После них он шел и растягивался на полу домика Лал под тем предлогом, что навещает Уну.
— Нравится здесь? — спрашивал он.
— Летом хорошо. Такие красивые места. А каких цветов тут только не сыщешь. Жаль, что тебя тогда не было… — О господи, думала она, внутренне сжимаясь, внезапно услышав сквозящее в своих словах притворное воодушевление.
— И то, чем мы здесь занимаемся, тоже хорошо, конечно, мне это нравится. Взять хотя бы подделки, — торопливо продолжала она, чувствуя, что выбирается на твердую почву, уже не боясь заболтаться и ненароком проговориться. — Это же произведения искусства. По правде говоря, вначале было интереснее, хотя и утомительнее, целыми неделями я просто красила бумагу в желтый и синий… многое потом приходилось выбрасывать. Зато теперь у меня уже целая куча правильно оформленных бумаг. А потом приходится задумываться над тем, как краски начинают выцветать. Допустим, мне нужен какой-то определенный оттенок красного, но через несколько месяцев он превращается в розовый. А это, понятное дело, плохо. Конечно, сначала лучше копировать настоящие документы, а не фальшивки, потому что, если не считать номеров, ни одна из моих не выдержала бы тщательной проверки. А на днях мы получили несколько настоящих удостоверений — один баск продал нам несколько почти совсем новых. Но просто менять картинки — немного механическая работа.
— Покажи мне.
— Сейчас, — коротко отвечала Уна.
Она садилась за стол и показывала Сулиену, как смывает имя или дату, оставляя бумагу нетронутой для внесения новых данных, а также вырезанные ею печати. Она испытывала болезненный страх опрокинуть пузырек с растворителем, развести грязь и уничтожить плоды своего труда. Поэтому работала медленнее и кропотливее, чем обычно, без тени улыбки на лице, ни разу не взглянув на брата за время всего процесса. Эффект был, мягко говоря, неблагоприятный. Ей хотелось как-то загладить сказанное о цветах, и, глядя на себя как бы извне, она со смущением думала о том, что ее-то саму насквозь видно.
Бывали моменты, когда Сулиен с удовольствием начинал откровенничать насчет Лал, прежде всего когда ее не было или в начале разговоров. Но не всегда.
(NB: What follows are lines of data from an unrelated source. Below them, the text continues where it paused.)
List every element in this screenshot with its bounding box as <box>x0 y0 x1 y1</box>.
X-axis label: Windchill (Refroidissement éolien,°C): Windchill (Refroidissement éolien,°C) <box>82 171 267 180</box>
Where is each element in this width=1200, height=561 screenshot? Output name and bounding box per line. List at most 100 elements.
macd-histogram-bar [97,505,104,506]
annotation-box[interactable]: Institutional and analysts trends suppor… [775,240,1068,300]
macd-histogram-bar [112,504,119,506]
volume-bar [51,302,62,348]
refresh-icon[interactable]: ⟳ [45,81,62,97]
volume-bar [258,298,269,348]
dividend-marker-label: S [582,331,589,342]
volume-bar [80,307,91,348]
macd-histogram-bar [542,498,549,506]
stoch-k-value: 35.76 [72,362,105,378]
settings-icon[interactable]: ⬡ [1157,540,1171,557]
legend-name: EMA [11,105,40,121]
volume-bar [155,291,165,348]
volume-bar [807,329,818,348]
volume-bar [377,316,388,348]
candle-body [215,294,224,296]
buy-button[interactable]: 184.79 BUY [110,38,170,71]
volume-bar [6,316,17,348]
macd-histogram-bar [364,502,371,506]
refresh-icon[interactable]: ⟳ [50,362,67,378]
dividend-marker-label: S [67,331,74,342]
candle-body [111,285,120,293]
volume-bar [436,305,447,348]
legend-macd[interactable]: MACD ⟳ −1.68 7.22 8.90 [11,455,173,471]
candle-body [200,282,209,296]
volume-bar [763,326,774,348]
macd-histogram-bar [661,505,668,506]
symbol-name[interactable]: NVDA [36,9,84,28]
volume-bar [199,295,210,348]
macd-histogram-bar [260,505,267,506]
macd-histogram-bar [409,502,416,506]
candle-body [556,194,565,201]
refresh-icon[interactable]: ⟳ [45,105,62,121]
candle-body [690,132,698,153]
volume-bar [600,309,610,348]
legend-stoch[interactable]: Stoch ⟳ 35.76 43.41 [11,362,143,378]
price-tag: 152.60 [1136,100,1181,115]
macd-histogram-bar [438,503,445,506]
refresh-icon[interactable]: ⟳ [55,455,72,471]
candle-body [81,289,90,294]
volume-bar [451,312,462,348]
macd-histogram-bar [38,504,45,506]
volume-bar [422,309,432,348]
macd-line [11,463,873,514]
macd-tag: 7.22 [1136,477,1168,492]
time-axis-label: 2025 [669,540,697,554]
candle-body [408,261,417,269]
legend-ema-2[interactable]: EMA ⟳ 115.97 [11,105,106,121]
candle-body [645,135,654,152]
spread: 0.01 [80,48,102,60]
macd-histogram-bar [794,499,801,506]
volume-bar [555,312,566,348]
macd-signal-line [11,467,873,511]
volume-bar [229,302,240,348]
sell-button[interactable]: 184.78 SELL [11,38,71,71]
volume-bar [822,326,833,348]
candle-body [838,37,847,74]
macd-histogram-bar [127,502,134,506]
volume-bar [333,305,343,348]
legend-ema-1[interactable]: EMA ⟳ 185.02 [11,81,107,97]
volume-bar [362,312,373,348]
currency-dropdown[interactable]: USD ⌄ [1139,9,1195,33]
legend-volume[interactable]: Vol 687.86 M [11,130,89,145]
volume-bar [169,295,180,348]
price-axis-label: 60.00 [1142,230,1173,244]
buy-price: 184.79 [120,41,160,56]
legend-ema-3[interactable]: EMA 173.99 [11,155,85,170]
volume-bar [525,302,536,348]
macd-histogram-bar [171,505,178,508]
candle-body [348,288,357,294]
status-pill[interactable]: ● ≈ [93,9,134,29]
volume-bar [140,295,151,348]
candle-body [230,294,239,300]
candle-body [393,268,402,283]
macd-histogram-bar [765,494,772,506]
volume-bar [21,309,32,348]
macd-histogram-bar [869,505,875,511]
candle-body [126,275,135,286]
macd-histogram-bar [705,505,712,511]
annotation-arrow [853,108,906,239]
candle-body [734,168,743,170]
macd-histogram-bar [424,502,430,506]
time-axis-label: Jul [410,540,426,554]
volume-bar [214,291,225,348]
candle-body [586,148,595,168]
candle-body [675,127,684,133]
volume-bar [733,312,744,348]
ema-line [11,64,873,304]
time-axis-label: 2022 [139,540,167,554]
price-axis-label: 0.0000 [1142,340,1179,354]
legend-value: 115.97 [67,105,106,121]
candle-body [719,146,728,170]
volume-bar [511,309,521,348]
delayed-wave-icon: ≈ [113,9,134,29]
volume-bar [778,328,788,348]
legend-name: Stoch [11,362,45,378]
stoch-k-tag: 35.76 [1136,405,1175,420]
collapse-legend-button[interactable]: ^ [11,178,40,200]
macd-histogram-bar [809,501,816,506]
Испытывая смешанное чувство стыда и собственной правоты, он как-то спросил Уну, нравится ли он Лал.
— Уверена, что ты сам узнаешь, — ответила взбешенная Уна.
— Ну а все-таки, нравлюсь или нет?
— Ты что, слепой? — спросила Уна, одновременно забавляясь и досадуя на то, что ей приходится либо оставлять молодых людей наедине всякий раз, когда Сулиен приходил к ним в домик, либо оставаться сидеть подле них невольной дуэньей. Она подумала, неразумно, как показалось Сулиену, что будет нечестно открывать ему всю правду. И все же он приободрился. Но в такие моменты ему казалось, что Лал, должно быть, изменила свое отношение к нему. Он не понимал, почему она такая нервная — из-за чего нервничать?